Opinion
March 10, 1975
Malcolm S. Goddard and William Anshen for petitioner.
Charles Schinitsky and Steven Hiltz for respondent.
Under title III of article 19-G of the Executive Law, entitled Division for Youth, Edward Bennett, born July 15, 1957, was heretofore remanded to Warwick School for Boys for a period expiring November 15, 1974.
On this application for extension of placement it appears that on October 25, 1974 the court received Misc Form 3 (Rev 4667) entitled REQUEST FOR EXTENSION OF PLACEMENT with reference to subject Edward Bennett which read in part as follows:
"TO: Family Court of the State of New York Within New York City County New York Juvenile Term
"FROM: Hugh Wallace, Supt. Warwick School for Boys Warwick, New York 10990
"Request is hereby made for extension of placement for 12 additional months of the above-named child who was placed in the custody of this agency on 5-25-73, and whose placement expires on 11-15-74."
In response thereto the court on November 1, 1974 issued a letter by mail advising subject's foster mother of a hearing to be held November 21, 1974 in Family Court. We find no formal proof of service in the record nor has the mother appeared thereafter.
On November 21, 1974 a law guardian was appointed for the infant and placement was temporarily extended without a hearing. On January 16, 1975 the Legal Aid Society on behalf of the child formally opposed placement. On February 26, 1975 the court heard oral argument on the threshold question whether the court had authority to hold the child.
For this purpose we look back to the date of November 15, 1974 when original placement automatically expired. Subdivision (b) of section 756 FCT of the Family Court Act provides: "Placement under this section may be for an initial period of eighteen months and the court in its discretion may, at the expiration of such period, make successive extensions for additional periods of one year each".
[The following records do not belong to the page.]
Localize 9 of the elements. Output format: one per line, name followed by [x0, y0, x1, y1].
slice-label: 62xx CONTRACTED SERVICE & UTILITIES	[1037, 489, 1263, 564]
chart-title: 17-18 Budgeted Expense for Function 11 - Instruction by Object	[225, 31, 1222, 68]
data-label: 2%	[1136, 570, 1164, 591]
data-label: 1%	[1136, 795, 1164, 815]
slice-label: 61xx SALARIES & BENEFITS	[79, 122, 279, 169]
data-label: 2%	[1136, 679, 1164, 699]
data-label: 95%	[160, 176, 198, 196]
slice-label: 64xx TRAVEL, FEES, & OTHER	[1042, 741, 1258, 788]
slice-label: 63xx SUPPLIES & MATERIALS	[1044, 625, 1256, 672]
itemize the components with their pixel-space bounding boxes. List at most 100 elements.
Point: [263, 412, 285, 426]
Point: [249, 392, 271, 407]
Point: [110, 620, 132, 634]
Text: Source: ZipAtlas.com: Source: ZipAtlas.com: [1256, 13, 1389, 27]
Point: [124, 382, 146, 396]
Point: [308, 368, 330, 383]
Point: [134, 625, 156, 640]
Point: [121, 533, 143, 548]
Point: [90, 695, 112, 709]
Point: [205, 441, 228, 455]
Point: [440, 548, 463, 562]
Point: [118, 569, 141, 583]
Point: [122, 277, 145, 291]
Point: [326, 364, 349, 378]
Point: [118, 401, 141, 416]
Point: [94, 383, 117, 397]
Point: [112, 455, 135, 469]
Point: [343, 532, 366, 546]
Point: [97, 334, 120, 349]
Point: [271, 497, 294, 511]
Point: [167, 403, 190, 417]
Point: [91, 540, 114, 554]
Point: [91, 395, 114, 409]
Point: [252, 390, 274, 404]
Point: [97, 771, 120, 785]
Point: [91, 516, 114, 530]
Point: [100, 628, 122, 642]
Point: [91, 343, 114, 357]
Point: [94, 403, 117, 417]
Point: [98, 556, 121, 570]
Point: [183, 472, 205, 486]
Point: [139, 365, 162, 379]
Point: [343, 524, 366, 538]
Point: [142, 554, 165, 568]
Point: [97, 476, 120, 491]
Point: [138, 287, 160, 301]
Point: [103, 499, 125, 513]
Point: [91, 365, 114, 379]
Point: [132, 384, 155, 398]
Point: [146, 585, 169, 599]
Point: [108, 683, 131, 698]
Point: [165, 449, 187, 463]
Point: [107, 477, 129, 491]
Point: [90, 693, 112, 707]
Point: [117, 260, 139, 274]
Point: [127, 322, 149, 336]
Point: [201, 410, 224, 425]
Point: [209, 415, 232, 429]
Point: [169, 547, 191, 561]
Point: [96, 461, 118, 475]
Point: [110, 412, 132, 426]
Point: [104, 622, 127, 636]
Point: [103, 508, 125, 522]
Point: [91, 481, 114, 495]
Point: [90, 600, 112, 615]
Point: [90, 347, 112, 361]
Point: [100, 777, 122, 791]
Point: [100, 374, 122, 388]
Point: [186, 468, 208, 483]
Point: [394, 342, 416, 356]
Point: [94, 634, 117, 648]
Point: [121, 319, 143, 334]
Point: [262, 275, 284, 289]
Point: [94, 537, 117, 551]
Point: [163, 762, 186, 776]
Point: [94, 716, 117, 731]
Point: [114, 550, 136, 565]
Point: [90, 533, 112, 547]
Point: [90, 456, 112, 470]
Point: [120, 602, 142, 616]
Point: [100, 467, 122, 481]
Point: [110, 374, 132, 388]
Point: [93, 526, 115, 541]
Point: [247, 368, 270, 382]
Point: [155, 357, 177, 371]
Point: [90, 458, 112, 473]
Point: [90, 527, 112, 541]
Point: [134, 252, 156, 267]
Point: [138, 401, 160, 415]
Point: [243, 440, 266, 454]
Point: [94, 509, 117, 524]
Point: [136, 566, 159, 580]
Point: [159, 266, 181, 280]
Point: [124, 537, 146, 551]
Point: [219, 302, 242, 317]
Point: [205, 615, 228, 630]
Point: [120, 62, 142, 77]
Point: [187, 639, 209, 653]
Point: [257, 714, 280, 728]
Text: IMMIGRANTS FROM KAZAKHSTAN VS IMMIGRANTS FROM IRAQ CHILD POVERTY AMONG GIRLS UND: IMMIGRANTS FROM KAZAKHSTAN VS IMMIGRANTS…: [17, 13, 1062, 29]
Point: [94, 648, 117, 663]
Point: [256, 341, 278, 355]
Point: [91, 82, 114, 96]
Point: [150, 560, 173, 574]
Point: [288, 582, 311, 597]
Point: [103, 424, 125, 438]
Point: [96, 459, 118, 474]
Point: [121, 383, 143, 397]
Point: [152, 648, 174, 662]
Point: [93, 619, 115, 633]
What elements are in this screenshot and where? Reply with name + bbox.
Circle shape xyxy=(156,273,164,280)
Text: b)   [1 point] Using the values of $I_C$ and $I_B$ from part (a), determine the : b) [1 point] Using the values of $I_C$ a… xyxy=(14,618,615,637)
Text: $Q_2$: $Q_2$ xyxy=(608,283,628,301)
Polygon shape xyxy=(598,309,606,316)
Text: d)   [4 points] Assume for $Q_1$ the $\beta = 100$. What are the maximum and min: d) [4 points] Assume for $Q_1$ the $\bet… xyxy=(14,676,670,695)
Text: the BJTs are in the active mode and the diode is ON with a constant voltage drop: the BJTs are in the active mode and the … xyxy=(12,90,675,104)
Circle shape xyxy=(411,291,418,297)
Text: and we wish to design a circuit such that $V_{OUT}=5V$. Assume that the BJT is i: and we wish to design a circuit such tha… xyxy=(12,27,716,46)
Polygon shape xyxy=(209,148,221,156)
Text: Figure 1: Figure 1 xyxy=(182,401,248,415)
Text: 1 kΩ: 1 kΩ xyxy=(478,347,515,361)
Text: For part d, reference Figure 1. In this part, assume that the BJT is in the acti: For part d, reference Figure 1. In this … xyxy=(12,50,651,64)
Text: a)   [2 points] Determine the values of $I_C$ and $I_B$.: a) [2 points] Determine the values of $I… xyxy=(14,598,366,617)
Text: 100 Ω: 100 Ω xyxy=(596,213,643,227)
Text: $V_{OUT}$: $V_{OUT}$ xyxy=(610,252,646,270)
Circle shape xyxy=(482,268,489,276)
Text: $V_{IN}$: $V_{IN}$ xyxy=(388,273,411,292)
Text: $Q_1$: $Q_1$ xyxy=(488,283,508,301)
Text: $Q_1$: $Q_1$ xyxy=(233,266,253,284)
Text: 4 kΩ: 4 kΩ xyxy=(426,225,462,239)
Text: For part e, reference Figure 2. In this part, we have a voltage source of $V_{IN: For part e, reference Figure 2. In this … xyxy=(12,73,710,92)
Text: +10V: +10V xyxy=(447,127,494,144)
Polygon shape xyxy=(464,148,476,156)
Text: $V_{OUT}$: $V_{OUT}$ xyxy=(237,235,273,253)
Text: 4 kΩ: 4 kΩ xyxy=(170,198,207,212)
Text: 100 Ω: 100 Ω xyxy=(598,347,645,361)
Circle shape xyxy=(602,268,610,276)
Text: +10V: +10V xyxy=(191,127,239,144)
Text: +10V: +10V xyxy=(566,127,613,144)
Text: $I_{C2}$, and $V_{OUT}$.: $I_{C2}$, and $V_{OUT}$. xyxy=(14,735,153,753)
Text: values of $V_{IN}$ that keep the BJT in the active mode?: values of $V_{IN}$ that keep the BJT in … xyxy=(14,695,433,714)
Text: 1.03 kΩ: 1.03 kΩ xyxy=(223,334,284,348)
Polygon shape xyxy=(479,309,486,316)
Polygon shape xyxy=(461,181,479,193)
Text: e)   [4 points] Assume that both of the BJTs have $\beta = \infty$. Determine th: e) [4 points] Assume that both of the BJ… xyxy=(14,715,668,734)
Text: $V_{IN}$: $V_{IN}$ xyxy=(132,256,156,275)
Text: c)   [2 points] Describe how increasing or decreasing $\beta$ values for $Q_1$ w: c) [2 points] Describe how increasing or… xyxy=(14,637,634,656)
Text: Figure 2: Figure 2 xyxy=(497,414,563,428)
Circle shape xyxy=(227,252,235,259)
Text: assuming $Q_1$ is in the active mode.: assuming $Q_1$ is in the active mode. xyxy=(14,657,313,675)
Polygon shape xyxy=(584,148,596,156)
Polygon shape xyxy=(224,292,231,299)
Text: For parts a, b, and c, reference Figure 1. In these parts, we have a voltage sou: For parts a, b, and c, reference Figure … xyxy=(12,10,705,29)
We find that, although some correspondence concerning extension had been initiated as early as October 25, 1974; the first court appearance was scheduled for November 21, 1974 six days after placement had expired. We do not need to inquire into the validity of service under these circumstances.
Juvenile court proceedings resulting as they do in loss of personal freedom are at very least "quasi-criminal" in nature. (Matter of Gregory W., 19 N.Y.2d 55.) Section 756 FCT of the Family Court Act therefore is to be strictly construed in respect to due process.
It has previously been held that this court lacked power to extend placement nunc pro tunc 10 months after expiration (cf., People ex rel. Schinitsky v Cohen, 34 A.D.2d 1020). It has also been held that timely extension is invalid without due notice of hearing (cf., People v Hill, 36 A.D.2d 42). However, we do not fully adopt the broad language of our Second Department colleagues. This determination is limited to the facts herein involving a "closed" institution.
This court is not unaware that administrative and clerical problems may occasionally delay or obstruct extension proceedings without any individual fault. Nor are we so naive as to deny that in the absence of objection marginal extensions of placement occur which might otherwise be subject to challenge.
However, personal freedom is at stake. Certainly whether an extension hearing takes place or not OR whether the extension is of an interim nature or not, due process requires that valid opportunity for a hearing before the original placement expires must be given to the child or his guardian by notice duly served or acknowledged.
Accordingly, the motion is granted; the petition is denied; and Edward Bennett is discharged.